Конечно, в этом романе была не моя жизнь, но она была мне близка. Разговор между тремя женщинами – Элли, ее матерью и некой Люси, срисованной с Сони, – можно было бы хоть сейчас передать слово в слово, но я знала, что в наш бурный век не стоит так уж доверять памяти.
Если память мне не изменяла, то папа не мог быть здесь, в этом доме, во время ремиссии грозной маминой болезни. Он не мог быть таким, каким я его изображала, потому что до самой его смерти и того страшного открытия у меня были воспоминания о том, как они с мамой танцевали босиком на кухне. Я хорошо помнила, как он гладил ее волосы и целовал в лоб, как мы ехали в больницу со мной на заднем сиденье. У меня были даже воспоминания о плей-листе, который я подбирала вместе с папой. Эти композиции затем играли в машине. Помню Вилли Нельсона с его «Always on My Mind». Мама и папа сидели, крепко сжав руки между сиденьями.
Конечно, я помнила и о «командировках» отца. Но в этом-то все и дело! В моих воспоминаниях все было так, как я знала на тот момент, а потом некрасивая правда разорвала воспоминания пополам так же легко, как если бы они были изображениями на бумаге из принтера.
Следующие три дня были заполнены писаниной, уборкой в доме и, по сути, ничем другим. Кроме коробки оберточной бумаги, нескольких настольных игр, большого количества полотенец и запасных постельных принадлежностей в гостевой спальне наверху не было ничего даже отдаленно личного. То же самое я могла бы найти в любом загородном доме в Америке и, может быть, в каком-нибудь «витринном образце» строительной фирмы в качестве полусерьезного обещания, что и ваша жизнь тоже может быть такой же красивой.
Мне нравилось, что наверху декора встречалось значительно меньше, чем в теплой атмосфере «бохо» внизу. Меня затрудняло точно определить, почувствовала ли я облегчение, обнаружив отсутствие личных вещей наверху, или была обманута этим.
Если бы здесь было что-то от него или от нее, она уже сделала бы все возможное, чтобы очистить от этого дом.
В среду я сфотографировала мебель и поместила фотографии в Крейглисте[26]. В четверг упаковала дополнительные постельные принадлежности, настольные игры и оберточную бумагу в коробки, чтобы сдать на благотворительность. В пятницу сняла все постельное белье и полотенца с вешалок во второй ванной наверху и отнесла их в прачечную на первом этаже, бросив в стиральную машину. И лишь после этого я смогла сесть писать.
Туман наконец рассеялся. В доме снова стало жарко и липко, поэтому мне пришлось открыть окна и двери и включить все вентиляторы.

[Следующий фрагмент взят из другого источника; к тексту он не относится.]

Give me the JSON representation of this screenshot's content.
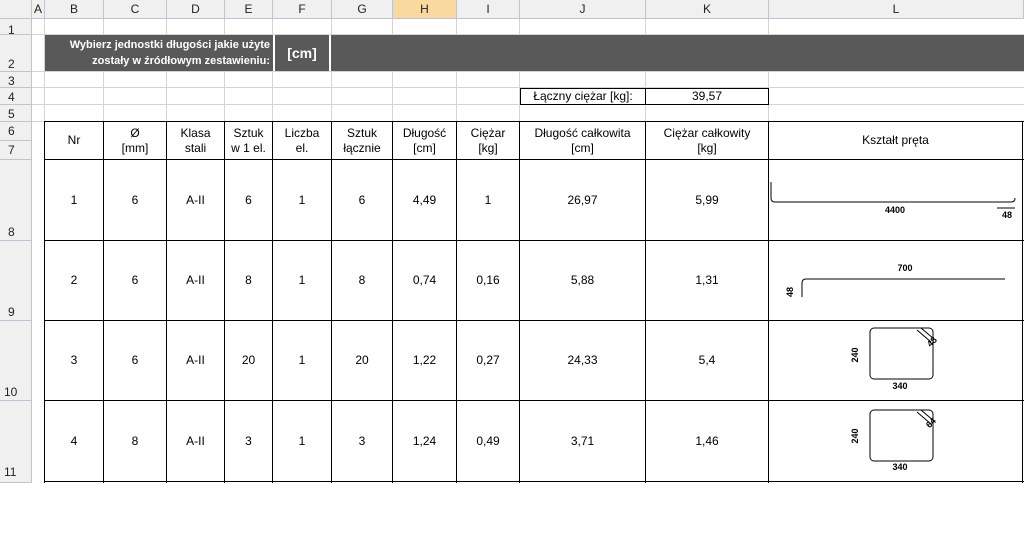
{
  "columns": [
    "",
    "A",
    "B",
    "C",
    "D",
    "E",
    "F",
    "G",
    "H",
    "I",
    "J",
    "K",
    "L"
  ],
  "rows": [
    "1",
    "2",
    "3",
    "4",
    "5",
    "6",
    "7",
    "8",
    "9",
    "10",
    "11"
  ],
  "banner": {
    "prompt_line1": "Wybierz jednostki długości jakie użyte",
    "prompt_line2": "zostały w źródłowym zestawieniu:",
    "unit": "[cm]"
  },
  "total": {
    "label": "Łączny ciężar [kg]:",
    "value": "39,57"
  },
  "table_header": {
    "nr": "Nr",
    "diam": "Ø",
    "diam_unit": "[mm]",
    "klasa1": "Klasa",
    "klasa2": "stali",
    "szt1": "Sztuk",
    "szt2": "w 1 el.",
    "liczba1": "Liczba",
    "liczba2": "el.",
    "sztl1": "Sztuk",
    "sztl2": "łącznie",
    "dl": "Długość",
    "dl_unit": "[cm]",
    "cz": "Ciężar",
    "cz_unit": "[kg]",
    "dlc": "Długość całkowita",
    "dlc_unit": "[cm]",
    "czc": "Ciężar całkowity",
    "czc_unit": "[kg]",
    "shape": "Kształt pręta"
  },
  "table_rows": [
    {
      "nr": "1",
      "d": "6",
      "klasa": "A-II",
      "szt": "6",
      "liczba": "1",
      "sztl": "6",
      "dl": "4,49",
      "cz": "1",
      "dlc": "26,97",
      "czc": "5,99"
    },
    {
      "nr": "2",
      "d": "6",
      "klasa": "A-II",
      "szt": "8",
      "liczba": "1",
      "sztl": "8",
      "dl": "0,74",
      "cz": "0,16",
      "dlc": "5,88",
      "czc": "1,31"
    },
    {
      "nr": "3",
      "d": "6",
      "klasa": "A-II",
      "szt": "20",
      "liczba": "1",
      "sztl": "20",
      "dl": "1,22",
      "cz": "0,27",
      "dlc": "24,33",
      "czc": "5,4"
    },
    {
      "nr": "4",
      "d": "8",
      "klasa": "A-II",
      "szt": "3",
      "liczba": "1",
      "sztl": "3",
      "dl": "1,24",
      "cz": "0,49",
      "dlc": "3,71",
      "czc": "1,46"
    }
  ],
  "shapes": {
    "s1_len": "4400",
    "s1_hook": "48",
    "s2_len": "700",
    "s2_hook": "48",
    "s3_h": "240",
    "s3_w": "340",
    "s3_hook": "48",
    "s4_h": "240",
    "s4_w": "340",
    "s4_hook": "64"
  },
  "colors": {
    "banner": "#595959",
    "header_selected": "#f9d99e",
    "header_bg": "#f0f0f0"
  }
}
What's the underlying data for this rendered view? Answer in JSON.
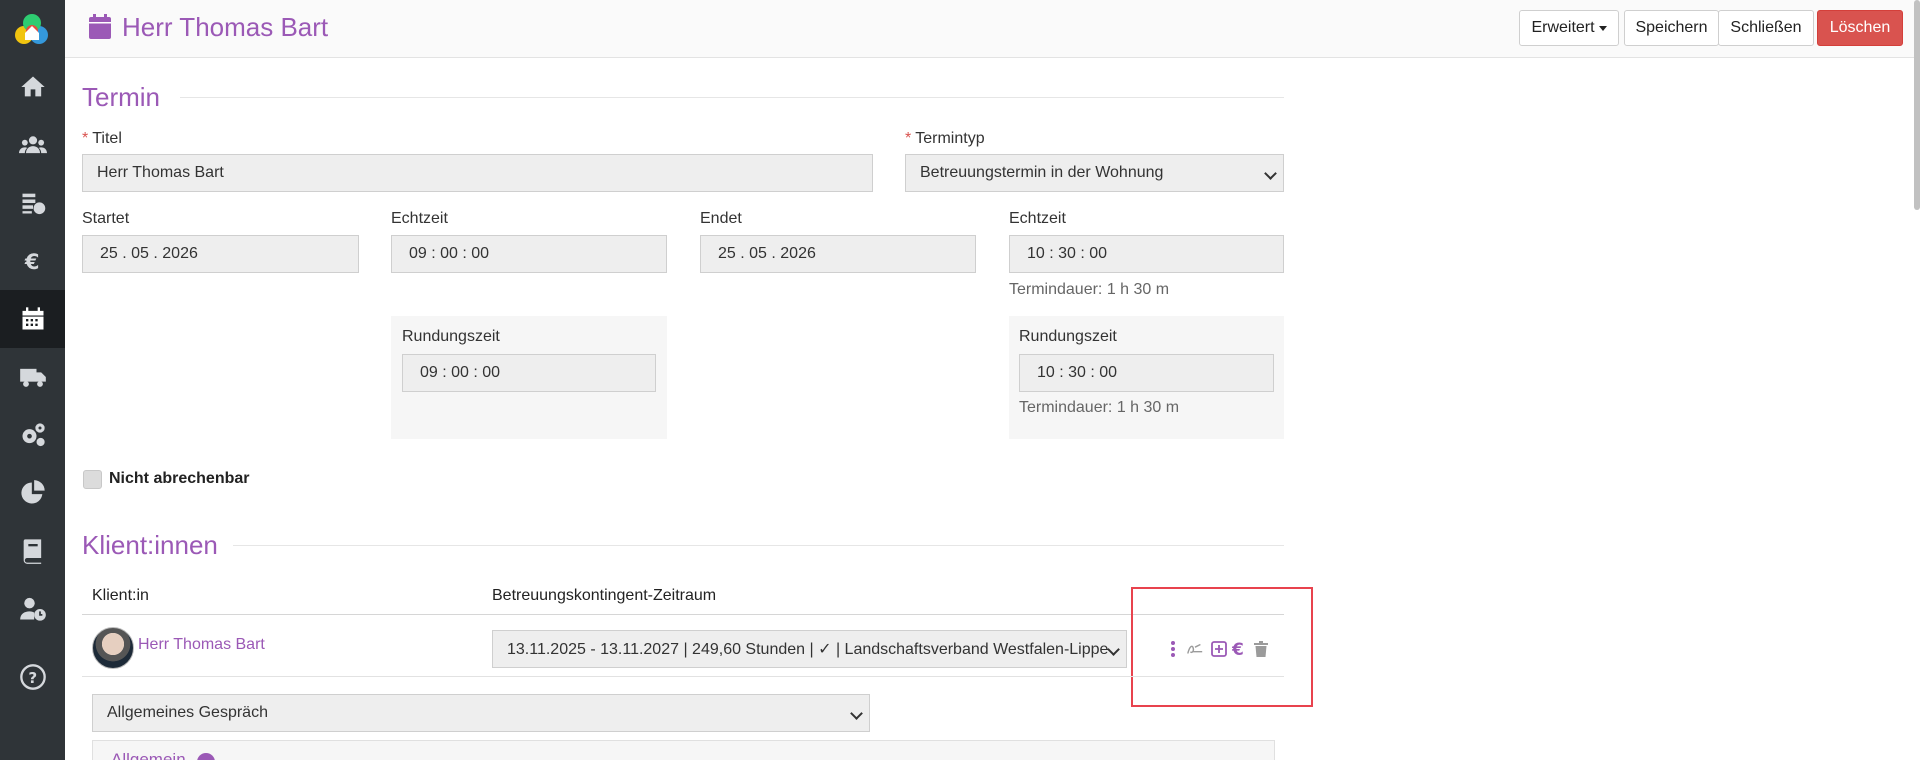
{
  "header": {
    "title": "Herr Thomas Bart",
    "buttons": {
      "erweitert": "Erweitert",
      "speichern": "Speichern",
      "schliessen": "Schließen",
      "loeschen": "Löschen"
    }
  },
  "sidebar": {
    "items": [
      {
        "icon": "home-icon"
      },
      {
        "icon": "users-icon"
      },
      {
        "icon": "documents-icon"
      },
      {
        "icon": "euro-icon"
      },
      {
        "icon": "calendar-icon",
        "active": true
      },
      {
        "icon": "truck-icon"
      },
      {
        "icon": "gears-icon"
      },
      {
        "icon": "chart-pie-icon"
      },
      {
        "icon": "book-icon"
      },
      {
        "icon": "user-clock-icon"
      },
      {
        "icon": "help-icon"
      }
    ]
  },
  "termin": {
    "section_title": "Termin",
    "titel_label": "Titel",
    "titel_value": "Herr Thomas Bart",
    "termintyp_label": "Termintyp",
    "termintyp_value": "Betreuungstermin in der Wohnung",
    "startet_label": "Startet",
    "startet_value": "25 . 05 . 2026",
    "echtzeit_label": "Echtzeit",
    "start_time_value": "09 : 00 : 00",
    "endet_label": "Endet",
    "endet_value": "25 . 05 . 2026",
    "end_time_value": "10 : 30 : 00",
    "termindauer_text": "Termindauer: 1 h 30 m",
    "rundungszeit_label": "Rundungszeit",
    "rund_start_value": "09 : 00 : 00",
    "rund_end_value": "10 : 30 : 00",
    "nicht_abrechenbar": "Nicht abrechenbar"
  },
  "klienten": {
    "section_title": "Klient:innen",
    "col_klient": "Klient:in",
    "col_kontingent": "Betreuungskontingent-Zeitraum",
    "rows": [
      {
        "name": "Herr Thomas Bart",
        "kontingent": "13.11.2025 - 13.11.2027 | 249,60 Stunden | ✓ | Landschaftsverband Westfalen-Lippe"
      }
    ],
    "gespraech_value": "Allgemeines Gespräch",
    "accordion_label": "Allgemein"
  },
  "colors": {
    "accent": "#9b59b6",
    "danger": "#d9534f",
    "highlight": "#e8434e",
    "sidebar": "#2f3438"
  }
}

В течение последних трех дней Гас иногда попадался мне на глаза, но мельком и относительно нечасто. У меня сложилось впечатление, что во время обдумывания формулировок он постоянно ходил. Если утром он работал за кухонным столом, то к тому времени, когда я наливала себе вторую чашку кофе, его там уже не было. Если весь день его нигде не было видно, то ночью он внезапно появлялся на веранде и занимался своим творчеством только при свете ноутбука, а вокруг него кружился рой мотыльков.

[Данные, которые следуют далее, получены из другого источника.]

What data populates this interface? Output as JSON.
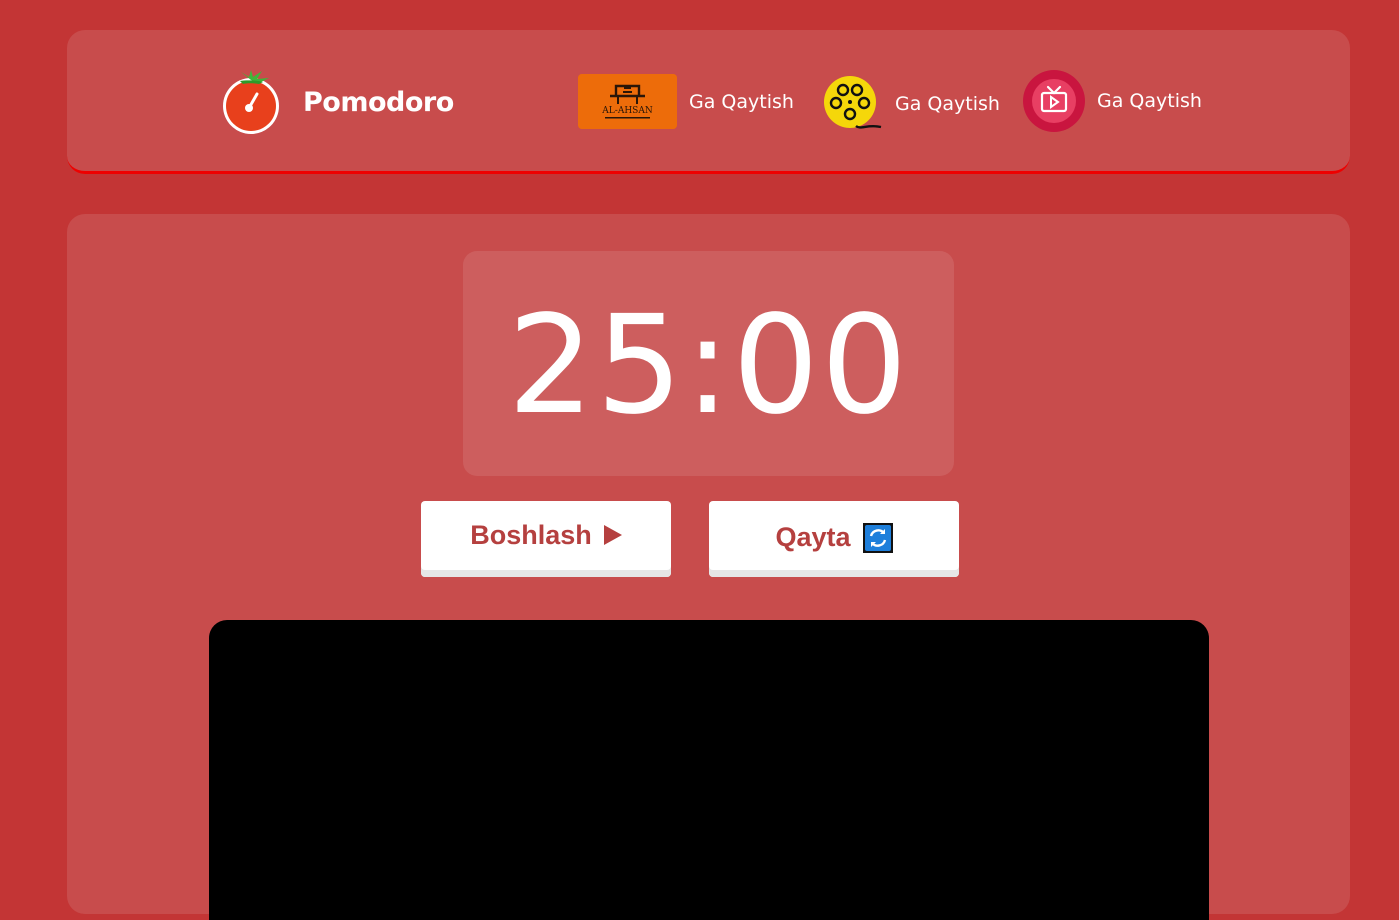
{
  "header": {
    "brand_title": "Pomodoro",
    "nav": [
      {
        "label": "Ga Qaytish",
        "logo": "al-ahsan-logo",
        "logo_text": "AL-AHSAN"
      },
      {
        "label": "Ga Qaytish",
        "logo": "film-reel-logo"
      },
      {
        "label": "Ga Qaytish",
        "logo": "tv-play-logo"
      }
    ]
  },
  "timer": {
    "display": "25:00",
    "minutes": 25,
    "seconds": 0
  },
  "controls": {
    "start_label": "Boshlash",
    "start_icon": "play-icon",
    "reset_label": "Qayta",
    "reset_icon": "refresh-icon"
  },
  "video": {
    "state": "black"
  },
  "colors": {
    "page_background": "#c33535",
    "panel_background": "#c84c4c",
    "timer_background": "#cd5e5e",
    "header_border": "#ee0000",
    "button_text": "#b5403f",
    "button_background": "#ffffff",
    "video_background": "#000000"
  }
}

Всякий раз, замечая его, я мгновенно теряла суть изложения. Было слишком весело представлять себе, что он может написать, обдумывая возможные варианты. Я молилась за вампиров в его «исполнении».
В пятницу после обеда мы впервые расположились за столиками перед нашими совпадающими окнами. Гас сидел за кухонным столом лицом к моему дому, а я сидела за кухонным столом лицом к его дому. Он поднял свою бутылку пива так же, как насмешливо поднимал свою кофейную кружку у двери. Я подняла стакан с водой. Оба окна были открыты. Мы могли бы и так поговорить, но нам пришлось бы кричать.

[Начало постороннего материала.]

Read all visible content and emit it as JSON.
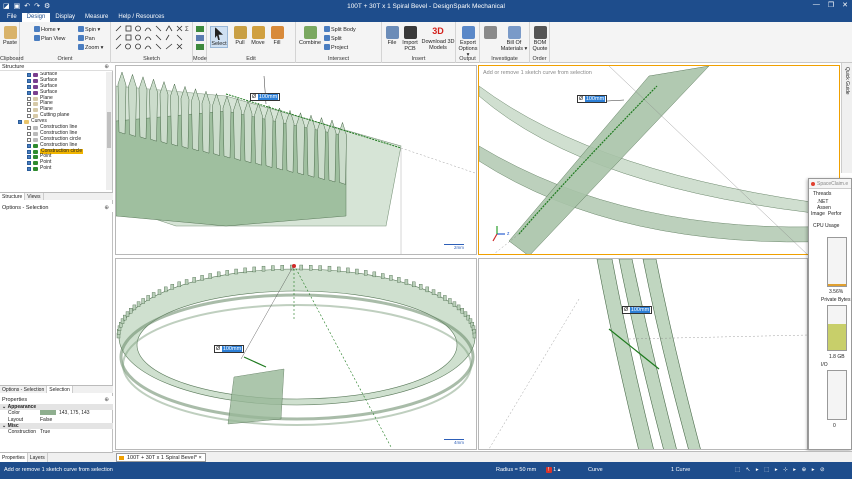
{
  "window": {
    "title": "100T + 30T x 1 Spiral Bevel - DesignSpark Mechanical",
    "qat_icons": [
      "app-icon",
      "save-icon",
      "undo-icon",
      "redo-icon",
      "options-icon"
    ],
    "controls": [
      "—",
      "❐",
      "✕"
    ]
  },
  "menu": {
    "tabs": [
      "File",
      "Design",
      "Display",
      "Measure",
      "Help / Resources"
    ],
    "active": "Design"
  },
  "ribbon": {
    "clipboard": {
      "label": "Clipboard",
      "paste": "Paste"
    },
    "orient": {
      "label": "Orient",
      "items": [
        "Home ▾",
        "Plan View",
        "Spin ▾",
        "Pan",
        "Zoom ▾"
      ]
    },
    "sketch": {
      "label": "Sketch"
    },
    "mode": {
      "label": "Mode"
    },
    "edit": {
      "label": "Edit",
      "buttons": [
        "Select",
        "Pull",
        "Move",
        "Fill"
      ]
    },
    "intersect": {
      "label": "Intersect",
      "combine": "Combine",
      "items": [
        "Split Body",
        "Split",
        "Project"
      ]
    },
    "insert": {
      "label": "Insert",
      "buttons": [
        "File",
        "Import PCB",
        "Download 3D Models"
      ],
      "logo": "3D"
    },
    "output": {
      "label": "Output",
      "button": "Export Options ▾"
    },
    "investigate": {
      "label": "Investigate",
      "button": "Bill Of Materials ▾"
    },
    "order": {
      "label": "Order",
      "button": "BOM Quote"
    }
  },
  "structure": {
    "title": "Structure",
    "items": [
      {
        "label": "Surface",
        "type": "surface",
        "checked": true,
        "indent": 3
      },
      {
        "label": "Surface",
        "type": "surface",
        "checked": true,
        "indent": 3
      },
      {
        "label": "Surface",
        "type": "surface",
        "checked": true,
        "indent": 3
      },
      {
        "label": "Surface",
        "type": "surface",
        "checked": true,
        "indent": 3
      },
      {
        "label": "Plane",
        "type": "plane",
        "checked": false,
        "indent": 3
      },
      {
        "label": "Plane",
        "type": "plane",
        "checked": false,
        "indent": 3
      },
      {
        "label": "Plane",
        "type": "plane",
        "checked": false,
        "indent": 3
      },
      {
        "label": "Cutting plane",
        "type": "plane",
        "checked": false,
        "indent": 3
      },
      {
        "label": "Curves",
        "type": "folder",
        "checked": true,
        "indent": 2
      },
      {
        "label": "Construction line",
        "type": "line",
        "checked": false,
        "indent": 3
      },
      {
        "label": "Construction line",
        "type": "line",
        "checked": false,
        "indent": 3
      },
      {
        "label": "Construction circle",
        "type": "line",
        "checked": false,
        "indent": 3
      },
      {
        "label": "Construction line",
        "type": "curve",
        "checked": true,
        "indent": 3
      },
      {
        "label": "Construction circle",
        "type": "curve",
        "checked": true,
        "indent": 3,
        "selected": true
      },
      {
        "label": "Point",
        "type": "curve",
        "checked": true,
        "indent": 3
      },
      {
        "label": "Point",
        "type": "curve",
        "checked": true,
        "indent": 3
      },
      {
        "label": "Point",
        "type": "curve",
        "checked": true,
        "indent": 3
      }
    ],
    "tabs": [
      "Structure",
      "Views"
    ]
  },
  "options": {
    "title": "Options - Selection",
    "tabs": [
      "Options - Selection",
      "Selection"
    ]
  },
  "properties": {
    "title": "Properties",
    "rows": [
      {
        "group": true,
        "key": "Appearance"
      },
      {
        "key": "Color",
        "value": "143, 175, 143",
        "swatch": "#8faf8f"
      },
      {
        "key": "Layout",
        "value": "False"
      },
      {
        "group": true,
        "key": "Misc"
      },
      {
        "key": "Construction",
        "value": "True"
      }
    ],
    "tabs": [
      "Properties",
      "Layers"
    ]
  },
  "viewports": {
    "tl": {
      "dim_symbol": "Ø",
      "dim_value": "100mm",
      "scale": "2mm"
    },
    "tr": {
      "hint": "Add or remove 1 sketch curve from selection",
      "dim_symbol": "Ø",
      "dim_value": "100mm",
      "axis_z": "z"
    },
    "bl": {
      "dim_symbol": "Ø",
      "dim_value": "100mm",
      "scale": "4mm"
    },
    "br": {
      "dim_symbol": "Ø",
      "dim_value": "100mm"
    }
  },
  "quick_side": "Quick Guide",
  "diag_window": {
    "title": "SpaceClaim.e",
    "threads": "Threads",
    ".net": ".NET Assen",
    "image": "Image",
    "perf": "Perfor",
    "cpu_label": "CPU Usage",
    "cpu_value": "3.56%",
    "cpu_level": 0.04,
    "mem_label": "Private Bytes",
    "mem_value": "1.8 GB",
    "mem_level": 0.6,
    "io_label": "I/O",
    "io_value": "0"
  },
  "doc_tab": "100T + 30T x 1 Spiral Bevel* ×",
  "status": {
    "message": "Add or remove 1 sketch curve from selection",
    "radius": "Radius = 50 mm",
    "errors": "1 ▴",
    "type": "Curve",
    "count": "1 Curve"
  },
  "colors": {
    "brand": "#1e4d8c",
    "model_fill": "#b6cdb6",
    "model_edge": "#5b7a5b",
    "sketch": "#1e7a1e",
    "dim_value_bg": "#2d7fd6"
  }
}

Неожиданно Гас улыбнулся и взял лежавшие рядом маркер и блокнот. Он что-то нацарапал на листе бумаги, потом поднял блокнот, чтобы я могла прочитать:
ЖИЗНЬ БЕССМЫСЛЕННА, ЯНВАРИЯ. ЗАГЛЯНИ В БЕЗДНУ.
Я подавила смешок, выудила из рюкзака фломастер, подтащила к себе блокнот и открыла его на чистой странице. Большими квадратными буквами я написала:
ЭТО НАПОМИНАЕТ МНЕ ТО ВИДЕО С ТЕЙЛОР СВИФТ[27].